About a month ago on this blog, I posted photos and a story about a missionary in Eastern Europe who is caring for a man who has keratin-like matter growing out of the skin on hands and feet (see part one of the story here). A month later, I can report that man's strange condition is improving - but what is causing the condition has yet to be exactly identified, it seems. The man is also getting the full attention of the medical and research communities in the region (rather mysteriously, as you'll see below). As you can see from the recent photos the missionary sent me, the growths have been reduced through chemical treatments, soakings, and whittling down (a dremel saw was used). While the research and treatments are still being conducted, the man and his family seem to be in for the long haul (click 'continue' below for more photos). The missionary told me...
"I have looked at the blog link, and I found some of the responses very helpful. I passed it onto the Romanian people in charge of the man. I will try to flesh this out a bit more for you. The man is on the eastern side of Romania, and I am on the western side, though the country is not so big (about the size of Oregon) it takes 16 hrs to get from here to there. There are no interstates, and every time you come to a new town or village you slow down to 25 miles per hour. I went by train to avoid the wintery road conditions. I saw him on a Monday, and worked on him for 2 hours cutting and cleaning and applying Compound W-type acid in areas. Approximately 90% of the growths do not have blood circulation or pain associated with cutting them. About 10% do bleed slightly and seem to hurt. After 2 hours he became very fidgety and I decided to stop. After 2 hours of work there was not much to show for it by way of a noticeable difference, though there were a lot of growths cut off. I would have needed to work on him a month or more at the rate we were going. I returned home on Tuesday having treated several areas with the acid to see what would happen with them, and I wrapped one foot with a Una boot, to see if that helped (some one on the blog suggested that). My Romanian contact there was going to return in a week and check on things. When he returned the next week, he found the man was gone. His mother said that on the previous Friday, an ambulance had come to their home (they live in a rural area) and said they had come for him. They loaded him up and took him away. Neither he nor his family had called for an ambulance. He was gone about a month. He is back home now (he returned home just before Easter). He was in a hospital in Bucharest where they mainly did tests, as far as he knew they did not diagnose anything. The medical system here is not very forthcoming with information in general, not just in this case. He thinks that he will be going back in May. They did cut many more of the growths off his hands and they look much better. They did nothing to his feet. I think it is a great improvement. I think what you did on the web sight was very good and helpful, I was impressed. I will send you my newest pictures."

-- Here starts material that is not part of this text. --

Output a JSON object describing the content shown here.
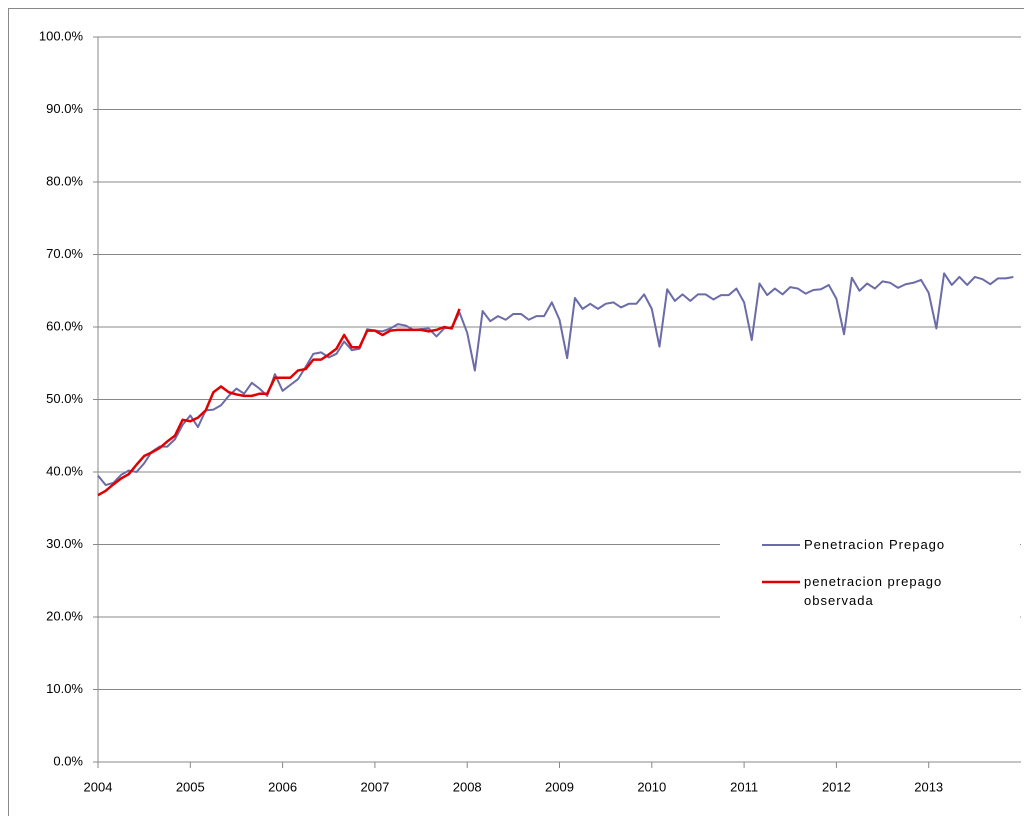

"As far as sending money, I left money with my contact there. So far, none of it has been spent. I would be concerned about giving him or his family money directly. I don't think that would be a good idea. If money was needed for the medical treatment, I could see that it reached the right hands, but at this time there does not seem to be a need for additional money for them. It does not appear that any of the anti viral drugs mentioned [in the blog post's comments] have been used and do not appear to be readily available here, I would like to have them and be able to offer them to the doctors treating him, but currently do not have a source for that. If someone was able to get them in the US, I could give you an address in the US [email me for address and info] to send them to, and the next person that I knew of would be coming to Romania could hand carry them to us here. The Romanian postal system is very unreliable, so I would not trust it with the meds. If someone wanted to donate for medical needs (in Romania) we would happily administer the funds, but at this time there does not seem to be a need for additional money for Ioan. Please feel free to write and ask more questions if you have any or ask for updates in the future."
When I first posted this story, I kept names, faces and even locations out of it as requested. Although now it appears now that the man's plight has made a few Romanian news outlets. You can see those stories (with some great additional photos) here, here and here (a very rough Romanian text translation program can be found here - if anyone else can provide an exact translation, please do). The man is under the primary care of Dr. Carmen Madeleine Curea, the primary dermatologist at Spitalului Clinic Colentina (in Bucharest), as well as some other specialists. Although they aren't saying much about what they have discovered, or even if his condition is precedented at all, at the very least he appears to be being cared for, and his condition is being kept under control.